Here's a way to clean up your updated code to run in a single instance of awk (well, gawk), and using sort as a co-process:
gawk '
BEGIN {
IGNORECASE = 1
}
function mon2num(mon) {
return(((index("JanFebMarAprMayJunJulAugSepOctNovDec", mon)-1)/3)+1)
}
/ E[DS]T [[:digit:]][[:digit:]][[:digit:]][[:digit:]]/ {
month=$2
day=$3
year=$6
date=sprintf("%4d%02d%02d", year, mon2num(month), day)
total[date]++
human[date] = sprintf("%3s %2d, %4d", month, day, year)
}
END {
sort_coprocess = "sort"
for (date in total) {
print date |& sort_coprocess
}
close(sort_coprocess, "to")
print "Date\tCount"
while ((sort_coprocess |& getline date) > 0) {
print human[date] "\t" total[date]
}
close(sort_coprocess)
}
' original.txt
if you are using gawk
awk 'BEGIN{
s="03/05/2009"
m=split(s,date,"/")
t=date[3]" "date[2]" "date[1]" 0 0 0"
print strftime("%b %d",mktime(t))
}'
the above is just an example, as you did not show your actual code and so cannot incorporate it into your code.
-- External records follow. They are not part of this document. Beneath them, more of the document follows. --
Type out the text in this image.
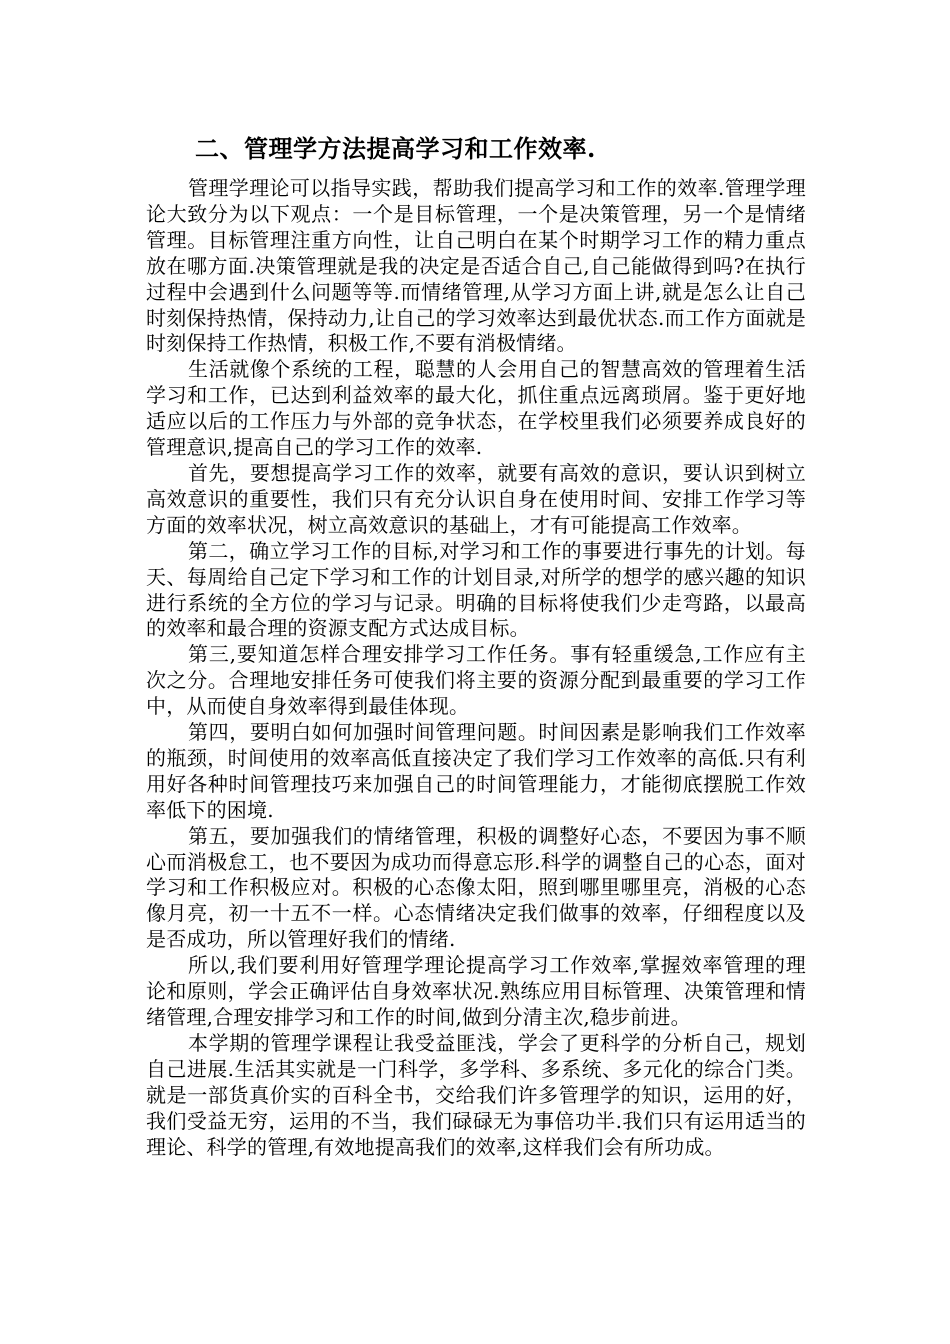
二、管理学方法提高学习和工作效率.

管理学理论可以指导实践，帮助我们提高学习和工作的效率.管理学理论大致分为以下观点：一个是目标管理，一个是决策管理，另一个是情绪管理。目标管理注重方向性，让自己明白在某个时期学习工作的精力重点放在哪方面.决策管理就是我的决定是否适合自己,自己能做得到吗?在执行过程中会遇到什么问题等等.而情绪管理,从学习方面上讲,就是怎么让自己时刻保持热情，保持动力,让自己的学习效率达到最优状态.而工作方面就是时刻保持工作热情，积极工作,不要有消极情绪。

生活就像个系统的工程，聪慧的人会用自己的智慧高效的管理着生活学习和工作，已达到利益效率的最大化，抓住重点远离琐屑。鉴于更好地适应以后的工作压力与外部的竞争状态，在学校里我们必须要养成良好的管理意识,提高自己的学习工作的效率.

首先，要想提高学习工作的效率，就要有高效的意识，要认识到树立高效意识的重要性，我们只有充分认识自身在使用时间、安排工作学习等方面的效率状况，树立高效意识的基础上，才有可能提高工作效率。

第二，确立学习工作的目标,对学习和工作的事要进行事先的计划。每天、每周给自己定下学习和工作的计划目录,对所学的想学的感兴趣的知识进行系统的全方位的学习与记录。明确的目标将使我们少走弯路，以最高的效率和最合理的资源支配方式达成目标。

第三,要知道怎样合理安排学习工作任务。事有轻重缓急,工作应有主次之分。合理地安排任务可使我们将主要的资源分配到最重要的学习工作中，从而使自身效率得到最佳体现。

第四，要明白如何加强时间管理问题。时间因素是影响我们工作效率的瓶颈，时间使用的效率高低直接决定了我们学习工作效率的高低.只有利用好各种时间管理技巧来加强自己的时间管理能力，才能彻底摆脱工作效率低下的困境.

第五，要加强我们的情绪管理，积极的调整好心态，不要因为事不顺心而消极怠工，也不要因为成功而得意忘形.科学的调整自己的心态，面对学习和工作积极应对。积极的心态像太阳，照到哪里哪里亮，消极的心态像月亮，初一十五不一样。心态情绪决定我们做事的效率，仔细程度以及是否成功，所以管理好我们的情绪.

所以,我们要利用好管理学理论提高学习工作效率,掌握效率管理的理论和原则，学会正确评估自身效率状况.熟练应用目标管理、决策管理和情绪管理,合理安排学习和工作的时间,做到分清主次,稳步前进。

本学期的管理学课程让我受益匪浅，学会了更科学的分析自己，规划自己进展.生活其实就是一门科学，多学科、多系统、多元化的综合门类。就是一部货真价实的百科全书，交给我们许多管理学的知识，运用的好，我们受益无穷，运用的不当，我们碌碌无为事倍功半.我们只有运用适当的理论、科学的管理,有效地提高我们的效率,这样我们会有所功成。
Why don't you prepend your awk-date to the original date? This yields a sortable key, but is human readable.
(Note: to sort right, you should make it yyyymmdd)
If needed, cut can remove the prepended column.
Gawk has strftime(). You can also call the date command to format them (man). Linux Forums gives some examples.